Priorität Patientensicherheit: Dosiseinsparung und Monitoring

PD Dr. med. Hany Kayed
PD Dr. med. Hany Kayed

Leiter des radiologischen Notfallzentrums und Sektionsleitung Computertomographie der Klinik für Radiologie und Nuklearmedizin

Dr. sc. hum. Sven Clausen
Dr. sc. hum. Sven Clausen

Medizinphysik-Experte

Die Universitätsmedizin Mannheim beschäftigt sich seit über zehn Jahren mit Entwicklungen im Bereich der Computertomografie. Insbesondere die Reduktion der Strahlenexposition, die Erhöhung des Kontrasts und die Minimierung des Kontrastmittelverbrauchs sind hier relevant. Startschuss für eine besonders strahlensparende Technik in der Universitätsmedizin Mannheim war 2013 die Einführung des damals weltweit innovativsten Computertomografen – dem Dual-Energy-CT der dritten Generation – im Rahmen des Forschungscampus M2OLIE. Dieser ermöglichte es erstmals, die Strahlendosis in bestimmten Anwendungen, wie der Herzbildgebung, auf ein Niveau der natürlichen jährlichen Strahlenexposition zu reduzieren. Mit der Gründung des Photon-Counting Consortiums (PC3) Baden-Württemberg im Jahr 2021 konnte ein weiterer Quantensprung mit der photonenzählenden Computertomografie (Photon-Counting CT) erreicht werden. Herr Privatdozent Dr. med. Hany Kayed (K), Leiter des radiologischen Notfallzentrums und Sektionsleiter Computertomografie der Klinik für Radiologie und Nuklearmedizin der Universitätsmedizin Mannheim, und Herr Dr. sc. hum. Sven Clausen (C), Medizinphysik-Experte für den Bereich Diagnostik/Radiologie an der Stabsstelle für Medizinische Physik und Zentralen Strahlenschutz (MPS) der Universitätsmedizin Mannheim, sprechen mit Herrn Prof. Dr. med. Stefan Schönberg (S), Klinikdirektor der Radiologie und Nuklearmedizin der UMM, über Dosismanagement und Entwicklungen im Strahlenschutz.

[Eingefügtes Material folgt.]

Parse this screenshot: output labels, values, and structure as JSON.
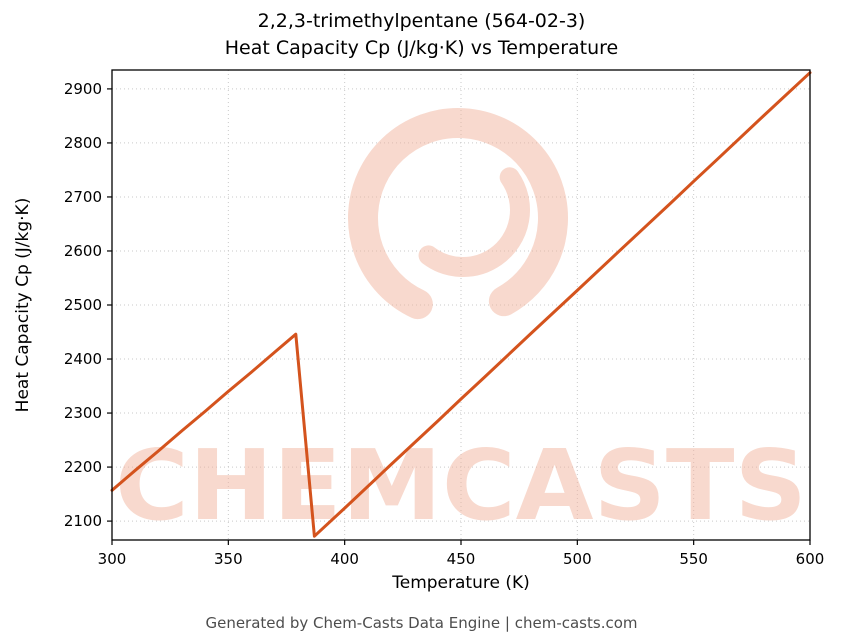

S: Herr Dr. Clausen, als Medizinphysiker überblicken Sie die gesamten Entwicklungen in der Computertomografie. Welche Möglichkeiten zur Dosisreduktion haben sich in den letzten Jahren entwickelt?

C: Die größten Fortschritte im Bereich der Dosisreduktion liegen im systematischen Dosismanagement. Anstatt einzelne Untersuchungen isoliert zu betrachten, können wir nun große Datenmengen erfassen, statistisch auswerten und gezielt Verbesserungen vornehmen. Mithilfe von Dosismanagement-Tools konnten wir identifizieren, an welchem Scanner welche Protokolle systematisch zu hohe Dosen erreichen, und diese optimieren. Bei der Vielzahl an Geräten die wir betreiben, ist ein Dosismanagementsystem zur effizienteren Dosisnutzung und Dosisreduktion erforderlich. Des Weiteren haben sich die Detektoren in den CT-Geräten insbesondere in den letzten Jahren stark weiterentwickelt. Die Photon-Counting-Technologie ermöglicht noch dosiseffizientere Bildaufnahmen und trägt damit zur weiteren Reduktion der Strahlendosis für unsere Patienten bei.

Dosismanagementsystem (DMS): Ein System zur Erkennung von Vorkommnissen ist gesetzlich vorgeschrieben. Das Bundesamt für Strahlenschutz (BfS) empfiehlt daher ausdrücklich den Einsatz eines DMS, um die Strahlenexposition von Patienten während radiologischer Untersuchungen zu überwachen und zu optimieren. In Deutschland werden laut BfS jährlich ca. 13 Mio. CT-Untersuchungen durchgeführt, mehr als 40.000 in der UMM, daher hatte die Einführung eines DMS an der UMM hohe Priorität.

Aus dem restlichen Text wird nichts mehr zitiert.